Russia is probably going deploying balloons over Ukraine to act as decoys to collect information concerning the country’s defense systems and to force the military to make use of up precious missiles to shoot them down, Britain’s defense ministry said Sunday.
In an intelligence update posted on Twitter, the UK Ministry of Defense said balloons or “balloon-shaped objects” have been spotted within the air over Ukraine last week — a definite change in tactics on the a part of the Russian military.
“It is probably going that the balloons were Russian. They likely represent a recent tactic by Russia to realize details about Ukrainian air defense systems and compel the Ukrainians to expend beneficial stock of surface-to-air missiles and ammunition,” the alert said.
The ministry of defense said the Ukrainian military detected several balloons with radar reflectors over Kyiv on Feb. 15 and shot down a minimum of six of them.

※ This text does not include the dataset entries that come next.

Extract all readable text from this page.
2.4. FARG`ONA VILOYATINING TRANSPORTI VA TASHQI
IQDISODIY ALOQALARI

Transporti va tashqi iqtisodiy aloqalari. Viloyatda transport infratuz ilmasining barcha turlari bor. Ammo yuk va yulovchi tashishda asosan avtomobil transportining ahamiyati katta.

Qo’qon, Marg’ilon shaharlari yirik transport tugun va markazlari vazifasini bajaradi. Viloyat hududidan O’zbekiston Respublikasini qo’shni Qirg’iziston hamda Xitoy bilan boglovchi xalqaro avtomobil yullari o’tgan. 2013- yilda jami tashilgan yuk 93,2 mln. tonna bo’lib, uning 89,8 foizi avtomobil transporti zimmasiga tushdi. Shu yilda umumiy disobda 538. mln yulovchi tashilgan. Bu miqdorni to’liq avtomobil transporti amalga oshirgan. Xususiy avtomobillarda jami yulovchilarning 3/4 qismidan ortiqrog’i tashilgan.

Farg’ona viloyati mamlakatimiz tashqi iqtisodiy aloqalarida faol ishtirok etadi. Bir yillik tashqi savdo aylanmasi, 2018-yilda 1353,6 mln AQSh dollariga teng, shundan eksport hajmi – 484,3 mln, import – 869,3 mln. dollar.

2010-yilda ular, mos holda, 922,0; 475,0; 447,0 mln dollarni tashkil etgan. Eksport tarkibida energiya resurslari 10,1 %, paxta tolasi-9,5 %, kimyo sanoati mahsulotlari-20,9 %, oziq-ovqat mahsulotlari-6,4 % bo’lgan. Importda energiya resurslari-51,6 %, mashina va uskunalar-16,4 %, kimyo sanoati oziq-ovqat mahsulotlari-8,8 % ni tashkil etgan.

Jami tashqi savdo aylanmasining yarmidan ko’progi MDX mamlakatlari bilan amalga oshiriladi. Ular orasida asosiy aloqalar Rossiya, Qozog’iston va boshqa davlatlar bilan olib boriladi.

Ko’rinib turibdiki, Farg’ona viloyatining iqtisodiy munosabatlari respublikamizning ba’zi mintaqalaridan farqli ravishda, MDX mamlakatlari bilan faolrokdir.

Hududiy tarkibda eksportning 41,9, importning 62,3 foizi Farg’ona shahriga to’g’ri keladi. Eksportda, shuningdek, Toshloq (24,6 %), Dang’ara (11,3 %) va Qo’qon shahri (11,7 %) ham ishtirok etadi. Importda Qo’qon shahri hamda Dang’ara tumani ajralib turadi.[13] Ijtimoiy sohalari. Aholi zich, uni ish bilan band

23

More balloons were spotted over Dnipropetrovsk on Feb. 12.
And on Feb. 14, a “balloon-shaped” object forced the closure of Moldovan airspace for a lot of hours.
“There’s a practical possibility that this was a Russian balloon that had drifted from Ukrainian airspace,” the ministry said.
Col. Margo Grosbert, the pinnacle of Estonian Defense Forces, said last week that it appeared Russia was using relatively low cost weather balloons to probe air defense systems and force the military to expend ammunition.

“This each wastes anti-aircraft weapons and exhausts the crews. It also makes the anti-aircraft crews visible in consequence of their actions, because you may then see where the missiles are coming from,” he said.
Grosberg said the usage of balloons was a recent development within the war and wondered if Russia borrowed the thought from the Chinese, which sent a spy balloon over the US earlier this month.
The Chinese balloon was first detected entering US airspace near Alaska on Jan. 28, but its presence wasn’t made public until Feb. 1 when it was spotted within the sky over Montana.
It crossed over a lot of midwestern states, including some sensitive military installations, until two US Air Force jet fighters shot it down on Feb. 4 off the coast of South Carolina.
Since then, three other unknown objects have been shot down over North America — off the northern coast of Alaska, over the Yukon Territory of Canada and over Lake Huron near the Canadian border.

The Biden administration said the three objects appeared to belong to non-public firms, or research or recreational firms and never Chinese spy aircraft.
Yuriy Ihnat, a spokesman for Ukraine’s air force, said the military is more concerned with Russia lobbing ballistic missiles into the country than floating weather balloons into its airspace.
“They’re attempting to distract us,” Ihnat told the Washington Post last week, stating that Russia hoped Ukrainian forces would fire on them and reveal their locations.
But he said Ukrainian forces know the difference between a balloon and a drone.
“These are usually not recent. They’re your grandfather’s methods, invented through the Soviet Union,” he said.